Meta tags are how your page introduces itself
Every page on the web has roughly 12 critical meta tags that decide what shows up when the page is shared, indexed, or saved. Get them right and your pages look great in Google, Slack, X, LinkedIn, WhatsApp, and Discord. Get them wrong and the same pages render with no preview, the wrong image, or a truncated headline.
This generator emits the full stack: SEO basics, Open Graph (Facebook / LinkedIn / Slack / WhatsApp), and Twitter Card. Live previews show how each platform will render the page so you tune by sight, not by spec.
The two numbers that matter most
Title: 50 to 60 characters. Google truncates the visible title to roughly 580 pixels of horizontal space on desktop search results. Because typical title-tag characters average 9 to 10 pixels each, 60 characters is the safe ceiling. Mobile is even tighter, with some pages truncating at 50.
Description: 150 to 160 characters. The exact pixel cap is 920 on desktop and ~680 on mobile, which works out to 155–160 characters. Going slightly over isn't catastrophic — Google just cuts the snippet mid-word and appends an ellipsis — but it costs you the persuasive last clause that earns the click.
The progress bars on this tool turn red the instant you cross either limit, so you tune before publishing rather than after.
Open Graph: how the rest of the web reads your page
Facebook invented Open Graph in 2010 as a standard way for any web page to declare a title, description, image, and type. Within five years every major social platform adopted it. Today, when you paste a URL into Slack, LinkedIn, WhatsApp, Discord, or iMessage, what you see is Open Graph — <meta property="og:title">, og:description, og:image, og:url, og:site_name.
The image matters most. 1200 × 630 pixels is the format every platform renders at full size — Facebook, LinkedIn, X, Slack, Discord. Smaller images get cropped or rendered as thumbnails.
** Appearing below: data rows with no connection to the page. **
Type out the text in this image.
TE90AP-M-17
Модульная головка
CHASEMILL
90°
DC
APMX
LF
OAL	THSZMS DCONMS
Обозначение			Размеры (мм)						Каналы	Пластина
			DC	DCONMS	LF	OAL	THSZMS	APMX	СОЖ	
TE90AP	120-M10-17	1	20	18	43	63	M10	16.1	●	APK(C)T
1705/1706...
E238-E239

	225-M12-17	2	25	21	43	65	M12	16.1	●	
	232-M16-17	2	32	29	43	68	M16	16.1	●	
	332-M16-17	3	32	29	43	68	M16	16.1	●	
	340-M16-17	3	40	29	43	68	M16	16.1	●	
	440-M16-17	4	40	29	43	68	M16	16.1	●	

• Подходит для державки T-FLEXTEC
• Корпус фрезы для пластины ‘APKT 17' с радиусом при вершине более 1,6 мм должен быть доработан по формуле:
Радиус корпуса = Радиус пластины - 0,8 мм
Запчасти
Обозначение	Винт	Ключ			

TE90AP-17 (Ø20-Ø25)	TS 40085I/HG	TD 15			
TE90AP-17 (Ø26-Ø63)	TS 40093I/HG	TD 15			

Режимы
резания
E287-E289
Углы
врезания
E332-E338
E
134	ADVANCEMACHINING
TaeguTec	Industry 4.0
Maintain a 1.91:1 aspect ratio if you can't hit exactly 1200×630.
Twitter Cards: a small, important sub-standard
X (Twitter) reads Open Graph but prefers its own twitter: namespace when present. The two card types you'll use:
- summary_large_image shows a wide hero image above the title. Most modern blogs, products, and articles use this.
- summary shows a small square thumbnail next to the title. Good for content where the image is decorative.
The twitter:site and twitter:creator tags credit the @account that owns the page. Adding them lets X surface "Posted by @account" in the card and hooks the share into the right analytics.
Canonical URLs: the rel that prevents duplicate-content trouble
<link rel="canonical" href="..."> tells search engines "this is the authoritative URL for this content." Without it, the same article reachable at multiple URLs (with and without ?utm_source=..., with and without trailing slash, http and https) appears as duplicate content and splits ranking signal across copies.
Always include a canonical. Always use the absolute URL. Always use the URL you actually want indexed.
What this tool emits, top to bottom
A standard production-grade <head> snippet looks like:
<title>— fundamental SEO tag<meta name="description">— SERP snippet<meta name="author">— optional but recommended<link rel="canonical">— duplicate-content prevention- Open Graph:
og:title,og:description,og:type,og:url,og:site_name,og:image,og:locale - Twitter:
twitter:card,twitter:site,twitter:creator,twitter:title,twitter:description,twitter:image
That's 12–14 tags depending on which optional fields you fill. The output is HTML you paste straight into your <head> — no transformations needed.
The most common mistake
Relative paths in social-share images. Open Graph crawlers fetch your page, find og:image="/og.png", and have no way to resolve "/og.png" without a base URL. Some platforms attempt to resolve it from the page URL, others give up. The reliable fix is to always use absolute URLs (https://example.com/og.png) for any OG or Twitter image.
The second most common mistake is forgetting to update og:url to the canonical URL of the new page when copy-pasting from another page's <head>. The wrong URL there leads to social shares pointing to the wrong page.
Both mistakes are the kind you spot on the preview before you publish — which is exactly why the previews on this tool exist.